Reactions of nitridorhenium(V) and -osmium(VI) complexes with acylating agents

Abstract

Interaction of Re(N)L2 [L = N(PSPh2)2] 1 with (CF3CO)2O or RCOCl afforded air-sensitive acylimido-Re(V) complexes trans-Re[NC(O)CF3](OCOCF3)L2 2 or trans-Re[NC(O)R]ClL2 (R = CCl2H 3, CClH2 4, CH3 5), respectively. Treatment of 1 with (CX3CO)2O followed by recrystallization from CH2Cl2/hexane in air led to the formation of the corresponding parent imido complexes trans-Re(NH)(OCOCX3)L2 (X = F 6, Cl 7). The structure of 7 has been characterized by X-ray crystallography. The Re−N, average Re−S, and Re−O distances are 1.664(3), 2.441, and 2.116(3) Å, respectively.

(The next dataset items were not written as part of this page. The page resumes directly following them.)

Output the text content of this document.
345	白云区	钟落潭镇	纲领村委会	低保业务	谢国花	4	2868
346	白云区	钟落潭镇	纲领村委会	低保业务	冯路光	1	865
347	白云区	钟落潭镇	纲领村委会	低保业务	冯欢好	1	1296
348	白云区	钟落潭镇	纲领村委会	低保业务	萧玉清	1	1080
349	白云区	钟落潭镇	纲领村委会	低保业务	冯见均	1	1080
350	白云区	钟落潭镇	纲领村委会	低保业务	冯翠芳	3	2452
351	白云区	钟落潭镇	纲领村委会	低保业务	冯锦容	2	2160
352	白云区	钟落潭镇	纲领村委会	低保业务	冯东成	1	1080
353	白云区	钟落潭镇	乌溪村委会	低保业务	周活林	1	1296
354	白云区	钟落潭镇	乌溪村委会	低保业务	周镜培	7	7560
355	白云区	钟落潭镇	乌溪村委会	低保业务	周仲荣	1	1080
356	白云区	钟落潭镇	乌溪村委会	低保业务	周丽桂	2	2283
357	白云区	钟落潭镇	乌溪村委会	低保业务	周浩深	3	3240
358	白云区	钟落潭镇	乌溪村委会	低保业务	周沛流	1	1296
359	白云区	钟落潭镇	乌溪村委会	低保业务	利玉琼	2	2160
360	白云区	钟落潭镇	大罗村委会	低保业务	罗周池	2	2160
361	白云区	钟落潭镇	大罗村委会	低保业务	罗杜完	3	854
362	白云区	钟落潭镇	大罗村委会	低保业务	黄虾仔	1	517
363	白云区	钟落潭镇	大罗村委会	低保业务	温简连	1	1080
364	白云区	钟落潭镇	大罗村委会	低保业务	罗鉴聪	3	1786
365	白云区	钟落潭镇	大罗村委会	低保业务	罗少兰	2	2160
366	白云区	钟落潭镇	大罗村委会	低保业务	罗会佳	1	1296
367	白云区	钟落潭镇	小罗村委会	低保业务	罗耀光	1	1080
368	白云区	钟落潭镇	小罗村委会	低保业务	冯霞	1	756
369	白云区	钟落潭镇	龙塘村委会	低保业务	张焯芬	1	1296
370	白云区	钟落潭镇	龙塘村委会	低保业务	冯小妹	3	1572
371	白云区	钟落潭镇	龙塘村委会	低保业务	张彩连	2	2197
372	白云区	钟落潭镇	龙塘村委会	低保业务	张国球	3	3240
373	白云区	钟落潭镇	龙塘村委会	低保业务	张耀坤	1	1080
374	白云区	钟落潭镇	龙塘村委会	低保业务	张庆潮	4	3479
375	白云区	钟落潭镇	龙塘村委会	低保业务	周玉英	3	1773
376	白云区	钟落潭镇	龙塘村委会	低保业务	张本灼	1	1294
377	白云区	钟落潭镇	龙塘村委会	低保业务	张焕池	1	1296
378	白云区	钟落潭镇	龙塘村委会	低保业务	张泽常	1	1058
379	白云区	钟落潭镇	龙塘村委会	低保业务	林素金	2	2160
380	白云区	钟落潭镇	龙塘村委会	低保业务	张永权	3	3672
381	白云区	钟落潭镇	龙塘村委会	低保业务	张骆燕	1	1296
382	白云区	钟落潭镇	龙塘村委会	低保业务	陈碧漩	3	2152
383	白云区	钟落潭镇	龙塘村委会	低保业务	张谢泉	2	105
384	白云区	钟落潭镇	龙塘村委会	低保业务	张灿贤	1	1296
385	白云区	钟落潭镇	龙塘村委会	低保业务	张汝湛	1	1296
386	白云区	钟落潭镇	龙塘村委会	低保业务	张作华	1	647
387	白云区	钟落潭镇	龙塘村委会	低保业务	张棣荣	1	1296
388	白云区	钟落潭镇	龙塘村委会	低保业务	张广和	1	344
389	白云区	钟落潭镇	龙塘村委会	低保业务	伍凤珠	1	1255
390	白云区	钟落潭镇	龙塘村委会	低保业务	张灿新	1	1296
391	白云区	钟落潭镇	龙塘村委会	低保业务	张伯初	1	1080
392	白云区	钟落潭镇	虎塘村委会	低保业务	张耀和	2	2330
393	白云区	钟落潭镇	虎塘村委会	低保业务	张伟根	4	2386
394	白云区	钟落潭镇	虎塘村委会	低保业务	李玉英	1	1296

Deprotonation of 6 or 7 with Et3N gave 1. Recrystallization of 3 from CH2Cl2/hexane in air resulted in oxo-imido exchange and the isolation of the oxo-Re(V) species trans-Re(O)ClL2. Treatment of 1 with tosyl anhydride gave trans-Re(NH)(OTs)L2 (OTs = tosyl) 8. Reaction of [n-Bu4N][OsNCl4] with KL afforded trans-Os(N)ClL2 9, which has been characterized by X-ray crystallography. The Os−N, Os−Cl, and average Os−S bond distances in 9 are 1.64(1), 2.577(4), and 2.429 Å, respectively. Treatment of 10 with (CF3CO)2O, Ag(CF3CO2), or CF3CO2H resulted in chloride substitution and the formation of trans-Os(N)(OCOCF3)L2 10. The Os−N, Os−O, and average Os−S distances in 10 are 1.643(5), 2.271(4), and 2.419 Å, respectively. Treatment of 1 with [Ph3C]BF4 resulted in the isolation of trans-Re(NCPh3)(F)L2 11, presumably via the cationic tritylimido intermediate [Re(NCPh3)L2]+. Reaction of 9 with [Ph3C]BF4 led to chloride abstraction and the formation of five-coordinate [Os(N)L2]BF4 12. The Os−N and average Os−S distances in 12 are 1.646(5) and 2.364 Å, respectively.